In-text: (Lee 2022, 18) — Author, year, page.
The generator produces notes-bibliography format by default. To convert to author-date: move the year to right after the author, remove the parentheses.
Cite a Journal Article in Chicago 17 — Free
Author, title, journal, volume, issue, year, pages, DOI — complete bibliography format.
Open Free Citation GeneratorFrequently Asked Questions
Why doesn't Chicago use "vol." before the volume number?
Chicago 17 uses the bare volume number immediately after the journal name — "Journal of Educational Psychology 45" rather than "Journal of Educational Psychology, vol. 45." This is different from APA and MLA, which both use "vol." prefix.
Is the issue number required?
Chicago 17 recommends including issue numbers when available.
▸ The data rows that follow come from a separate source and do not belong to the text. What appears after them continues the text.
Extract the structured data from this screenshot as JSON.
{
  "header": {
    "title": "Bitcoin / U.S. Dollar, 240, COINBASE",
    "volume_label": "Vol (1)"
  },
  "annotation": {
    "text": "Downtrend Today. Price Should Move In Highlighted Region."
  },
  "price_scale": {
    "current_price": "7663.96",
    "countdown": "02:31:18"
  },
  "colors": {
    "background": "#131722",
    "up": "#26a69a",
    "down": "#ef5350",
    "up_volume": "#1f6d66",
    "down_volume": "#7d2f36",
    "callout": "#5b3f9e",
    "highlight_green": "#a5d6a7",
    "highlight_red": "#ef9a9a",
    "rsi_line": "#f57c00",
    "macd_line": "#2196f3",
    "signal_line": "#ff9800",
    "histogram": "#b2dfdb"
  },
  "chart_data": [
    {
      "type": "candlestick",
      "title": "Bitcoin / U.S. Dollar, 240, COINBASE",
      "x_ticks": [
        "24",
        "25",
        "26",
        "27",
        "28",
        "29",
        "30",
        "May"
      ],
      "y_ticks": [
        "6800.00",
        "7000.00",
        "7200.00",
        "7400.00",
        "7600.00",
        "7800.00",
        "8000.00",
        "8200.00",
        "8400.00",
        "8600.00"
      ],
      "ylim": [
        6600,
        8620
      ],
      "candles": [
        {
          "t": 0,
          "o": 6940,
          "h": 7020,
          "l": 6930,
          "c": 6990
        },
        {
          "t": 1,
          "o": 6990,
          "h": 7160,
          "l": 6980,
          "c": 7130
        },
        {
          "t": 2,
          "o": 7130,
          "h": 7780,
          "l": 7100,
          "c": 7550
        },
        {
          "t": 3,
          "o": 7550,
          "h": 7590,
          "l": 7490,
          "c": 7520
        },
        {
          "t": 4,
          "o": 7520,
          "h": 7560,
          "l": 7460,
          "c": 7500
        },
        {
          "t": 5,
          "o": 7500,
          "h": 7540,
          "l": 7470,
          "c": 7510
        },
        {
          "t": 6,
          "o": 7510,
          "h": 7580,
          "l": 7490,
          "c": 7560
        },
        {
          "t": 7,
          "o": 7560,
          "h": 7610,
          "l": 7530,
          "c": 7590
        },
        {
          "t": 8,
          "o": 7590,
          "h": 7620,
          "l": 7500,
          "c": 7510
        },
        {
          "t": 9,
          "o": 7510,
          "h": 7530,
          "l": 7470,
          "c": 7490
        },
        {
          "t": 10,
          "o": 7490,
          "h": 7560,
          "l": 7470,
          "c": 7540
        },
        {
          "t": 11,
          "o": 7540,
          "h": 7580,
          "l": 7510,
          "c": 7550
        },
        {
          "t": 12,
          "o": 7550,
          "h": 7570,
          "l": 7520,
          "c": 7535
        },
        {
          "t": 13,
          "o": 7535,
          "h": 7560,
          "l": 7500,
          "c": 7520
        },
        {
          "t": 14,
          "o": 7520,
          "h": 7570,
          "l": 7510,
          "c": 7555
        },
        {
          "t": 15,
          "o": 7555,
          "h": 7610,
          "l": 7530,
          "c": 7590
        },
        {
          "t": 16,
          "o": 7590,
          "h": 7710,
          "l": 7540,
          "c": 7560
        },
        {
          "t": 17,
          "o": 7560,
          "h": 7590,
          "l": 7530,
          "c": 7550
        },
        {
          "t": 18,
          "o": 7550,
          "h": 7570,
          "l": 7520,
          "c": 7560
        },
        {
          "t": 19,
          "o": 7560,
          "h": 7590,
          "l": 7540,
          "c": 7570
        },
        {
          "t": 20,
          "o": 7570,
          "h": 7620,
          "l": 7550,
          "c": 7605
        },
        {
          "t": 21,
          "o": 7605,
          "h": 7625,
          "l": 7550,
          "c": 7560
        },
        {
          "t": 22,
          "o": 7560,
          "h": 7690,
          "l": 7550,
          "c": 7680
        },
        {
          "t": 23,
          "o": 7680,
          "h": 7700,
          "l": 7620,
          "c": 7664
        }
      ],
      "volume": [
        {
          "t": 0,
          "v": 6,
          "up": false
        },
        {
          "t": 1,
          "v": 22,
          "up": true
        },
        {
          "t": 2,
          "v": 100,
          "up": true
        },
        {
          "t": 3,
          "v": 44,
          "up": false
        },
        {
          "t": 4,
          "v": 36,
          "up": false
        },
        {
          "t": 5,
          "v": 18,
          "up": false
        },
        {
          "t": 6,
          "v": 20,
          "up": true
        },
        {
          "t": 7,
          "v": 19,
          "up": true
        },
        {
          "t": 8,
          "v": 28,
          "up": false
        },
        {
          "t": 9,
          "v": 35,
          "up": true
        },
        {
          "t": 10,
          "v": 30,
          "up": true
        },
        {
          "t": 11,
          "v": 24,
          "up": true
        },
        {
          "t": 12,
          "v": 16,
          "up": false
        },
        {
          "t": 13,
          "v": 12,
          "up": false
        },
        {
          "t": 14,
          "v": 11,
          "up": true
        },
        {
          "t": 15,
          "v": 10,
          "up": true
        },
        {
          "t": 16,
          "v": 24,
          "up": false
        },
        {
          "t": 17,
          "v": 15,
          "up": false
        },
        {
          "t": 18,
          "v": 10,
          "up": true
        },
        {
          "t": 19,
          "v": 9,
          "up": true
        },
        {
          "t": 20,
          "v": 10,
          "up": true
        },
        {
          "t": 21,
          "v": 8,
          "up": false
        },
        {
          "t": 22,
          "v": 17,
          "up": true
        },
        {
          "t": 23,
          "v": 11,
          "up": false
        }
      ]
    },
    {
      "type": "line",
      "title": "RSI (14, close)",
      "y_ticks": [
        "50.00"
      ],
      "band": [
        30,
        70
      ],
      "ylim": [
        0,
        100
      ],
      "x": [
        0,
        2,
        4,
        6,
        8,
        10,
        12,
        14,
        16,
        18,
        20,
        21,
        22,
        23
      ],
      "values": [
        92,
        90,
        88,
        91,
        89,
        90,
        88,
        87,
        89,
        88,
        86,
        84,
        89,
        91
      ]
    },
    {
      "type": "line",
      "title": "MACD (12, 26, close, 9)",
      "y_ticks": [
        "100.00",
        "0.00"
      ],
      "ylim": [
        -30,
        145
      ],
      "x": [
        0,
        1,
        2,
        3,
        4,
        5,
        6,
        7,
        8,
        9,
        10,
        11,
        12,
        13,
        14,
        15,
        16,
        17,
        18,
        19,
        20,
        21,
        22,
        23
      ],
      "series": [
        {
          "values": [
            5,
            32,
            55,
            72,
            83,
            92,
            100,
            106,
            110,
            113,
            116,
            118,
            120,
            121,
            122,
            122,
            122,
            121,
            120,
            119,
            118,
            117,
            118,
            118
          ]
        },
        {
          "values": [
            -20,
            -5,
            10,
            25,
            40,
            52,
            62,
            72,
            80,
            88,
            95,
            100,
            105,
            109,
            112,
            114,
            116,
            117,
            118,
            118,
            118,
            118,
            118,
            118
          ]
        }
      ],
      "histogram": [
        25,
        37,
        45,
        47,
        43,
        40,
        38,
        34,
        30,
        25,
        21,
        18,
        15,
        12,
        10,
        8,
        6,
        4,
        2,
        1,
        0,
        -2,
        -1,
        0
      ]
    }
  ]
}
For journals with continuous pagination, some styles allow skipping issues — Chicago 17 says include them when you can.
What about articles accessed through a database like JSTOR?
Prefer DOI over database URL. If no DOI exists, use the database URL. Don't include "JSTOR" as a separate element in Chicago 17 — the URL covers it.
How do I convert bibliography format to footnote?
Reverse the author name (first-last), change the period-separated elements to commas, add the specific page number after the colon, end with a period. Quick manual conversion once you know the pattern.